- Милая, ты такая худая, - сказал толстяк Амьян, - придется пол-лета тебя откармливать.
- Они над тобой издевались? - спросил Месфир.
Ками почувствовала, что губы начинают дрожать. Она сразу вспомнила и Илмара, и дядю, и всех-всех казненных солдат, каждого. Но решила ничего не говорить. Не хотела расстраивать Месфира и Амьяна, а еще не хотела, чтобы узнал отец. Ему, конечно, и так потом доложут, что его солдат казнили, а дочь заставили смотреть, но пусть это станет ему известно не от нее. Пусть думает, что она сильная, раз не пожаловалась.
- Нет. Со мной хорошо обращались.
- Слава Восьмирукой! - воскликнул Амьян. - Сафарши еще не потеряли остатки чести.

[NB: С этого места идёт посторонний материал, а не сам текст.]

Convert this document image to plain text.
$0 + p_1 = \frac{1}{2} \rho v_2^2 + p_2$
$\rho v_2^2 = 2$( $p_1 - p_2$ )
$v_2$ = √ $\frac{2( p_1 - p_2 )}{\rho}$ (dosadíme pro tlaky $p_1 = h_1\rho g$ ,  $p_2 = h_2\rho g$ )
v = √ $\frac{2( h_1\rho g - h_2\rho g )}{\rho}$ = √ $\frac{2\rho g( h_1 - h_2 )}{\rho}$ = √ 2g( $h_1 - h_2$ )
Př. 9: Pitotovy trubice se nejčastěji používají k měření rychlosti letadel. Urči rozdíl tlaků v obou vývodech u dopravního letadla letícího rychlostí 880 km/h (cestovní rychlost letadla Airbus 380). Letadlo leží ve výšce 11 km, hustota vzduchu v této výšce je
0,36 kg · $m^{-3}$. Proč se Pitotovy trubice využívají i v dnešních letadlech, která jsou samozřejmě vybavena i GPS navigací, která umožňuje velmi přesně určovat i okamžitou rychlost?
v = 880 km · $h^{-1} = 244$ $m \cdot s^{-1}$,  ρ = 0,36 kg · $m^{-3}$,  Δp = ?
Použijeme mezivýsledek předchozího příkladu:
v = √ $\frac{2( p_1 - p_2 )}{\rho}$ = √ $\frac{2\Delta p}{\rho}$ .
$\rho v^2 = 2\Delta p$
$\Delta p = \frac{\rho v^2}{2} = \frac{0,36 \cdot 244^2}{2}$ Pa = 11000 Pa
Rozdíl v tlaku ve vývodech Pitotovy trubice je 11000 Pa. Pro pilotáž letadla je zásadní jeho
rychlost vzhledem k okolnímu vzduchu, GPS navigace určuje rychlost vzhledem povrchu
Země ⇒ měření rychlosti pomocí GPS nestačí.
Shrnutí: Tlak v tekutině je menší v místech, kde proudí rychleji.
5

- Но теперь ведь уже все не важно? - Ками заглянула салирцам в глаза. - Вы привезли золото и заберете меня отсюда?
- Милая... - вздохнул Амьян.
- Придется еще немного потерпеть. - Месфир положил ей руки на плечи. - Еще чуть-чуть, и мы соберем золото. Еще месяца два, может, три.
Ком прошел по горлу.
- Как? - еле из себя выдавила Ками. - Мне еще здесь три месяца?
Ей хотелось зареветь и от того, что еще три месяца сидеть в этой вонючей комнате, и от того, что она еще не скоро увидит Салир, но больше всего от обиды на отца, потому что он не смог собрать на нее выкуп. А он же обещал, что она через шесть месяцев вернется домой! Прошло уже семь, и вот еще три...
- Может, нам еще что-то продать? - умоляюще спросила она.
- Даже если мы с Амьяном продадим все свои земли, это не покроет и сотую часть долга.
- Нужно дождаться нового урожая, - пояснил Амьян. - А потом мы за тобой приедем и заберем тебя! Вернемся в Салир, и все будет снова как раньше!
Ками зарыдала.
- Не будет! Не будет как раньше! Они всех убили! И дядю, и Илмара, и Шоля, и Фьяна, и Кирьва... А ему было только пятнадцать... Всех убили!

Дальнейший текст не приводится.